Which I suppose is only fair, since she’s buying my dress for me, since she’s rich and she knows that I’m not and that I have to somehow scrape together plane fare to Alabama for the wedding in June.
She already bought her dress from a salon in Mobile. She’s flying down every month between now and June for fittings.
“I’m so stressed out, Trace,” she says, as we step into the dressing room and the saleswoman closes the door behind us. “Don’t ever let anybody tell you six months is enough time to plan a long-distance wedding. It might as well be six weeks.”

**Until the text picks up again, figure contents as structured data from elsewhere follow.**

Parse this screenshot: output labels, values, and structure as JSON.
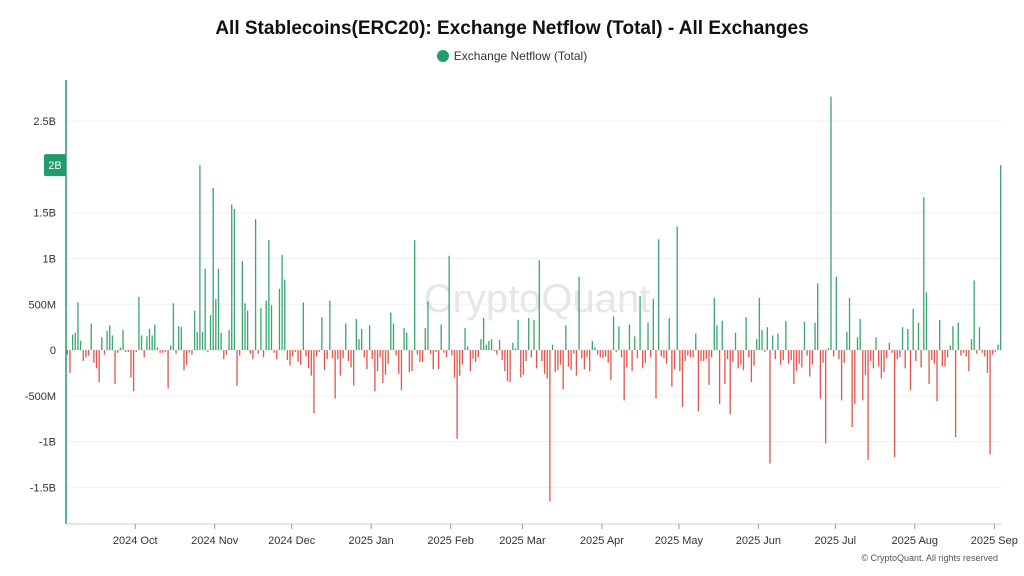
{
  "chart_data": {
    "type": "bar",
    "title": "All Stablecoins(ERC20): Exchange Netflow (Total) - All Exchanges",
    "series": [
      {
        "name": "Exchange Netflow (Total)"
      }
    ],
    "y_ticks": [
      {
        "value": 2500000000,
        "label": "2.5B"
      },
      {
        "value": 1500000000,
        "label": "1.5B"
      },
      {
        "value": 1000000000,
        "label": "1B"
      },
      {
        "value": 500000000,
        "label": "500M"
      },
      {
        "value": 0,
        "label": "0"
      },
      {
        "value": -500000000,
        "label": "-500M"
      },
      {
        "value": -1000000000,
        "label": "-1B"
      },
      {
        "value": -1500000000,
        "label": "-1.5B"
      }
    ],
    "x_ticks": [
      {
        "date": "2024-10-01",
        "label": "2024 Oct"
      },
      {
        "date": "2024-11-01",
        "label": "2024 Nov"
      },
      {
        "date": "2024-12-01",
        "label": "2024 Dec"
      },
      {
        "date": "2025-01-01",
        "label": "2025 Jan"
      },
      {
        "date": "2025-02-01",
        "label": "2025 Feb"
      },
      {
        "date": "2025-03-01",
        "label": "2025 Mar"
      },
      {
        "date": "2025-04-01",
        "label": "2025 Apr"
      },
      {
        "date": "2025-05-01",
        "label": "2025 May"
      },
      {
        "date": "2025-06-01",
        "label": "2025 Jun"
      },
      {
        "date": "2025-07-01",
        "label": "2025 Jul"
      },
      {
        "date": "2025-08-01",
        "label": "2025 Aug"
      },
      {
        "date": "2025-09-01",
        "label": "2025 Sep"
      }
    ],
    "x_range": [
      "2024-09-04",
      "2025-09-04"
    ],
    "y_range": [
      -1900000000,
      2950000000
    ],
    "last_value_label": "2B",
    "grid": true,
    "legend_position": "top-center",
    "colors": {
      "positive": "#3aa873",
      "negative": "#e4574f",
      "legend": "#1f9d6b",
      "badge": "#1f9d6b"
    },
    "watermark": "CryptoQuant",
    "copyright": "© CryptoQuant. All rights reserved",
    "daily_values_millions": [
      -50,
      -250,
      170,
      190,
      520,
      100,
      -120,
      -80,
      -60,
      290,
      -140,
      -200,
      -350,
      140,
      -50,
      210,
      270,
      160,
      -370,
      -30,
      30,
      220,
      -20,
      -20,
      -300,
      -450,
      -20,
      580,
      160,
      -80,
      150,
      230,
      160,
      280,
      30,
      -30,
      -30,
      -20,
      -420,
      50,
      510,
      -40,
      260,
      250,
      -220,
      -160,
      -30,
      -50,
      430,
      200,
      2020,
      200,
      890,
      -20,
      380,
      1770,
      560,
      890,
      190,
      -100,
      -50,
      220,
      1590,
      1540,
      -390,
      -60,
      970,
      510,
      430,
      -40,
      -100,
      1430,
      -40,
      460,
      -80,
      540,
      1200,
      490,
      -30,
      -100,
      670,
      1040,
      770,
      -110,
      -170,
      -70,
      -20,
      -130,
      -160,
      520,
      -70,
      -200,
      -280,
      -690,
      -70,
      -20,
      360,
      -220,
      -100,
      540,
      -90,
      -530,
      -100,
      -280,
      -90,
      290,
      -120,
      -190,
      -390,
      340,
      120,
      230,
      -80,
      -210,
      270,
      -100,
      -450,
      -230,
      -80,
      -360,
      -270,
      -150,
      410,
      290,
      -60,
      -260,
      -440,
      240,
      190,
      -240,
      -230,
      1200,
      -50,
      -130,
      -130,
      240,
      530,
      -40,
      -210,
      -20,
      -210,
      280,
      -30,
      -80,
      1030,
      -60,
      -300,
      -970,
      -280,
      -160,
      240,
      40,
      -230,
      -100,
      -130,
      -80,
      120,
      350,
      60,
      100,
      120,
      -10,
      -50,
      110,
      -110,
      -230,
      -340,
      -350,
      80,
      20,
      330,
      -300,
      -270,
      -120,
      350,
      -80,
      330,
      -200,
      980,
      -120,
      -260,
      -310,
      -1650,
      60,
      -240,
      -220,
      -160,
      -430,
      270,
      -180,
      -220,
      -40,
      -280,
      800,
      -90,
      -210,
      -80,
      -230,
      100,
      30,
      -50,
      -80,
      -90,
      -70,
      -140,
      -330,
      370,
      -20,
      260,
      -80,
      -550,
      -190,
      280,
      -230,
      150,
      -90,
      590,
      -200,
      -140,
      300,
      -80,
      560,
      -530,
      1210,
      -70,
      -90,
      -150,
      350,
      -400,
      -210,
      1350,
      -230,
      -620,
      -120,
      -60,
      -80,
      -80,
      180,
      -670,
      -120,
      -120,
      -100,
      -380,
      -80,
      570,
      270,
      -590,
      320,
      -370,
      -100,
      -700,
      -130,
      190,
      -200,
      -160,
      -220,
      360,
      -80,
      -350,
      -170,
      120,
      570,
      220,
      -20,
      250,
      -1240,
      160,
      -100,
      180,
      -160,
      -110,
      320,
      -150,
      -110,
      -370,
      -230,
      -150,
      -190,
      310,
      -60,
      -290,
      -160,
      300,
      730,
      -530,
      -140,
      -1020,
      20,
      2770,
      -70,
      800,
      -100,
      -550,
      -140,
      200,
      570,
      -840,
      -590,
      140,
      340,
      -550,
      -270,
      -1200,
      -120,
      -200,
      140,
      -180,
      -310,
      -240,
      -90,
      80,
      -30,
      -1170,
      -100,
      -80,
      250,
      -200,
      230,
      -440,
      450,
      -120,
      300,
      -190,
      1670,
      630,
      -370,
      -110,
      -150,
      -560,
      330,
      -180,
      -180,
      -80,
      50,
      260,
      -950,
      300,
      -60,
      -30,
      -70,
      -230,
      120,
      760,
      -40,
      250,
      -30,
      -70,
      -250,
      -1140,
      -50,
      -20,
      60,
      2020
    ]
  }
}
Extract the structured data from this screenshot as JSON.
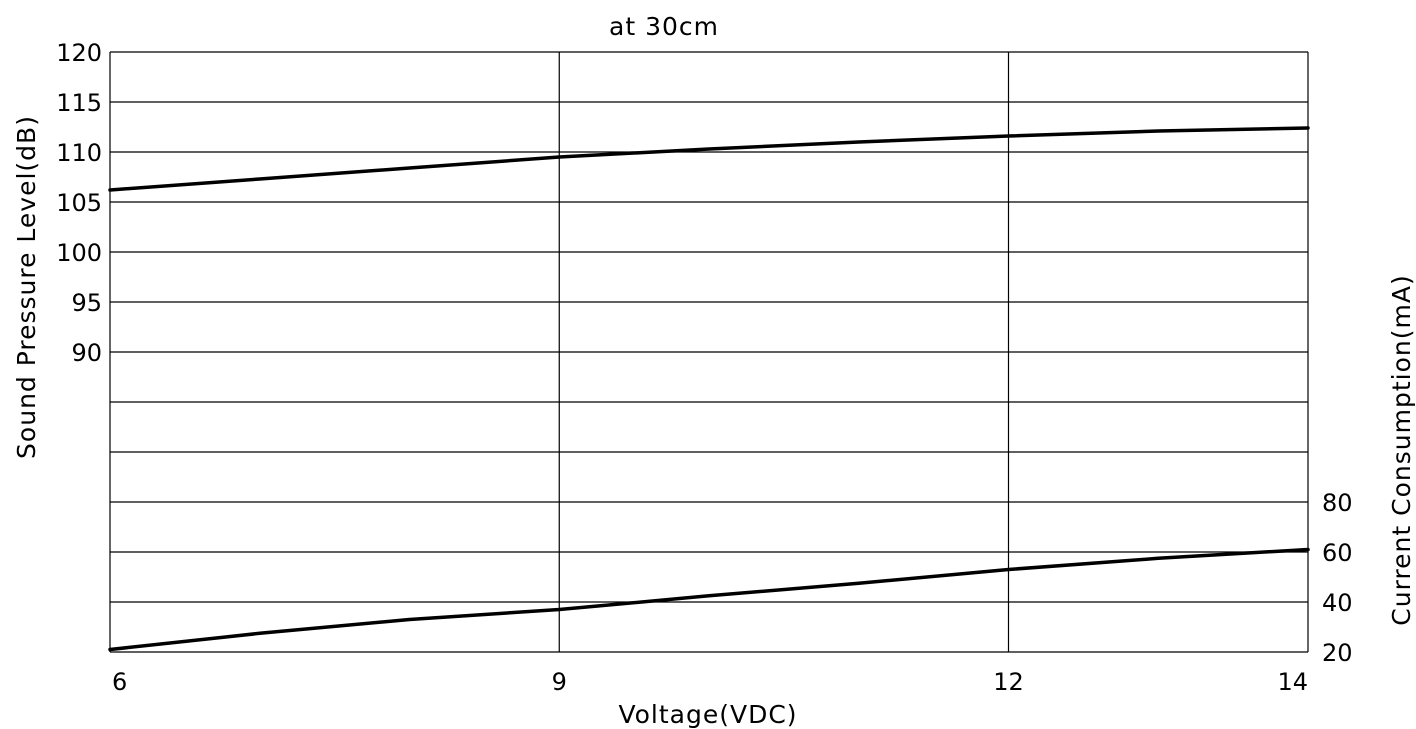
{
  "chart_data": {
    "type": "line",
    "title": "at 30cm",
    "xlabel": "Voltage(VDC)",
    "ylabel_left": "Sound Pressure Level(dB)",
    "ylabel_right": "Current Consumption(mA)",
    "x_ticks": [
      6,
      9,
      12,
      14
    ],
    "xlim": [
      6,
      14
    ],
    "y_left_ticks": [
      90,
      95,
      100,
      105,
      110,
      115,
      120
    ],
    "y_left_lim": [
      60,
      120
    ],
    "y_right_ticks": [
      20,
      40,
      60,
      80
    ],
    "y_right_lim": [
      20,
      260
    ],
    "grid": true,
    "series": [
      {
        "axis": "left",
        "x": [
          6,
          7,
          8,
          9,
          10,
          11,
          12,
          13,
          14
        ],
        "y": [
          106.2,
          107.3,
          108.4,
          109.5,
          110.3,
          111.0,
          111.6,
          112.1,
          112.4
        ]
      },
      {
        "axis": "right",
        "x": [
          6,
          7,
          8,
          9,
          10,
          11,
          12,
          13,
          14
        ],
        "y": [
          21,
          27.5,
          33,
          37,
          42.5,
          47.5,
          53,
          57.5,
          61
        ]
      }
    ],
    "colors": {
      "line": "#000000",
      "grid": "#000000",
      "background": "#ffffff"
    }
  }
}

“Speaking of six weeks,” I say, stepping out of my jeans, “Jack wants to move in together.”
“Here, try this one first.” Kate passes me the hanger holding the teal dress. Then, “What did you say?”
“I said, Jack wants to move in together.”
“Is he crazy?”
“Of course he’s not crazy,” I say, even though I’ve secretly been wondering the same thing.
“Yes, he is, and so are you if you do it.” Kate’s twang is more pronounced, the way it always is when she’s telling me what I should do.
And even though I’ve basically told myself exactly what she just said, I retort, “That’s not fair, Kate. I didn’t say you were crazy when you moved in with Billy.”
“That was different. Billy and I moved in together for different reasons than you would be, Tracey.”
“How do you know that? What are my reasons?” I pull the dress over my head. The full skirt swishes down over my bare, white, goose-bumpy legs.
“There’s just one big reason, and it’s that you don’t want to be alone,” she says, zipping the dress up the back for me.
Ouch. That’s true, and it’s almost as painful as my reflection in the teal dress.
I may have lost a ton of weight, but every ounce that still clings to my belly, hips and thighs is highlighted by slippery teal satin.
I grimace at myself in the mirror, and I ask, “Well, who
does
want to be alone?”
“I shouldn’t have put it that way. I meant, you think you
can’t
be alone. You haven’t even given it a try.”
“So, like, what? I’m just supposed to spend a year hibernating in my apartment before I’m allowed to date?”
“Of course not. You should date. I’m the one who told you to go out with Jack in the first place, when you didn’t want to. Remember?”
“Yeah. So why are you changing your tune now, Kate?”
“Because it’s too soon for you to jump into a permanent relationship, Tracey.” She stands beside me, looking serene and beautiful in her creamy white sweater and trim khaki pants, her pale blond hair pulled back in a simple ponytail.